By then Darovitz, who cannot work, had lost her Medicare and Social Security disability payments for unrelated reasons, Word said. With no health insurance or income, she couldn’t afford the $300 monthly bill for her epilepsy medication, so she again controlled her seizures with medical marijuana — which has complicated the process of getting her benefits reinstated. “Because she used marijuana, they say she was just a drug user,” Word said. “To them, it looks like she’s being noncompliant.”
The costs piled up, eventually exceeding $6,000, Word said. Just getting Darovitz’s medical records from the hospital cost $150 — and it wasn’t until this past spring, after Guzman was hired, that they found a toxicology report stating that the drug tests were unconfirmed and could not be used in court. According to Guzman, there is no record that officials at East Alabama Medical Center, where Darovitz gave birth, or prosecutors ever conducted a second test to confirm the results.
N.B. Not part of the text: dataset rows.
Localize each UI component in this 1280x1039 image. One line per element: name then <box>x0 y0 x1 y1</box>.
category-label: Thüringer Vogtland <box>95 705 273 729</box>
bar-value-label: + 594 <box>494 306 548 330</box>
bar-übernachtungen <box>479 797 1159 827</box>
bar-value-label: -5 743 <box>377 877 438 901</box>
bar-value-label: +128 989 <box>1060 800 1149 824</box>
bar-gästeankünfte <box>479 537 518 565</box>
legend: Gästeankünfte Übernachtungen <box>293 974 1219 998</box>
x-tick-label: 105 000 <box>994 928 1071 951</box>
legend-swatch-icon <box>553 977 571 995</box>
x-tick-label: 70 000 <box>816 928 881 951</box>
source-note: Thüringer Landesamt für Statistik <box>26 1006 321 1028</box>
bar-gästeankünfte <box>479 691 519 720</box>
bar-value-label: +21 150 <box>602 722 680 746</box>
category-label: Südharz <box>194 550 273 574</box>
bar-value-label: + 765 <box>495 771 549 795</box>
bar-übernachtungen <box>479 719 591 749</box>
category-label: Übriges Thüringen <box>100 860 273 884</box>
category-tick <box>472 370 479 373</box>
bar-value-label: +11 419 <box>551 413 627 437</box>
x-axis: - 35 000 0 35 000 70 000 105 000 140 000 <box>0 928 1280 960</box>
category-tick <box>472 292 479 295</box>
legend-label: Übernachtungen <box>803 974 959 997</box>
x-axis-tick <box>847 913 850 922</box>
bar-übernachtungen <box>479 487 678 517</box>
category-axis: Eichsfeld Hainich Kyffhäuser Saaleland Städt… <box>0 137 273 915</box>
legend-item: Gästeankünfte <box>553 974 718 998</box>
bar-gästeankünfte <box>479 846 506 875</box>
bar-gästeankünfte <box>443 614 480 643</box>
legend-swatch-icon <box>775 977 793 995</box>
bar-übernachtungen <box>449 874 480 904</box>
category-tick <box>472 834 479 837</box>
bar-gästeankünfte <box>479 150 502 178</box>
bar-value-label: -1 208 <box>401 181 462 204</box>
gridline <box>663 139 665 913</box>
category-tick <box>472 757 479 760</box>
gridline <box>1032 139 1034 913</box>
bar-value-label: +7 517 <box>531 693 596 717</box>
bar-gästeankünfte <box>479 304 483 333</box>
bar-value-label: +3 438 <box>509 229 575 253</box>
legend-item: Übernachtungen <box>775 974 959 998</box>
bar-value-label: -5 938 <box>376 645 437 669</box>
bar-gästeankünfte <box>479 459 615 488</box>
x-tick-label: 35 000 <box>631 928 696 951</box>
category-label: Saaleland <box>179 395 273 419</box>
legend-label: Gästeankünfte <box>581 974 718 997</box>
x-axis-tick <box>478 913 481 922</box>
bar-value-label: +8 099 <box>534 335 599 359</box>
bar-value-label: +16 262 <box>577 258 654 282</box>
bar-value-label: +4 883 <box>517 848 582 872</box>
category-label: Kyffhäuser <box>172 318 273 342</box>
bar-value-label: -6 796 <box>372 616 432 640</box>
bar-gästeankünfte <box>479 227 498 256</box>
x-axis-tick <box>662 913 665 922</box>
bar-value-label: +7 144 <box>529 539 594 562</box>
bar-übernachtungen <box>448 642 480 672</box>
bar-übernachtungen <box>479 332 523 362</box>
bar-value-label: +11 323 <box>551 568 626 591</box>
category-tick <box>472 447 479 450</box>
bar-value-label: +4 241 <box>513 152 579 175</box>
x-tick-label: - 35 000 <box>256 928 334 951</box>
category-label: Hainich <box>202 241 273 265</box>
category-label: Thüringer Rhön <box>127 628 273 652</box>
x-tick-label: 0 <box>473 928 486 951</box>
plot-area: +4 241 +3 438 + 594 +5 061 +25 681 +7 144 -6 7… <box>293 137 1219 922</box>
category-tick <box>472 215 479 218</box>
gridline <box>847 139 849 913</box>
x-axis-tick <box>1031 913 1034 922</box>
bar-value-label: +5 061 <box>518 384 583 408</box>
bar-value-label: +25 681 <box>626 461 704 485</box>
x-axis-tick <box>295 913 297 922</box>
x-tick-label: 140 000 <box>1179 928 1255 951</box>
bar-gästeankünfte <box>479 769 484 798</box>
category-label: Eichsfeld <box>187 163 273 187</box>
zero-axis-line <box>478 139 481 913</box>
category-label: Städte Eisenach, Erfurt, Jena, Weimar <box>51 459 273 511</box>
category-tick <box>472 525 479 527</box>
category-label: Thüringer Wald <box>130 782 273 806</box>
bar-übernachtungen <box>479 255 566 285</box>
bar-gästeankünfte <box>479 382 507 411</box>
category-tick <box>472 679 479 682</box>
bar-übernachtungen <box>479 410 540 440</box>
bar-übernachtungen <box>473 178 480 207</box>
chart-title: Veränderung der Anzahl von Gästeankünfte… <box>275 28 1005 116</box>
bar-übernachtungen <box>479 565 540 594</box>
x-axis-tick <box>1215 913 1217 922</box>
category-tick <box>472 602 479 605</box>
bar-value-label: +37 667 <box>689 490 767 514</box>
A spokesman for the hospital did not return a phone call or email.
Ultimately, Guzman was able to negotiate a deal with the Russell County District Attorney’s office, which agreed to drop the charges if Darovitz signed a letter saying she intended to move to a state, such as Georgia, where medical marijuana is legal and if she agreed not to sue the county. (There is no deadline by which Darovitz would have to move, and Alabama's governor recently signed a bill decriminalizing medical marijuana oil.)
“Negotiating a non suit agreement is common practice,” Russell County District Attorney Ken Davis said in an email. “We didn’t require the defendant to move anywhere,” he added, but he acknowledged, ‘[T] he fact that she was moving to a state where [she] might get a prescription not available in Alabama was a factor in the decision to dismiss the pending charge.”
The dismissal order was filed in April. "We’ve been living in peace,” Word said.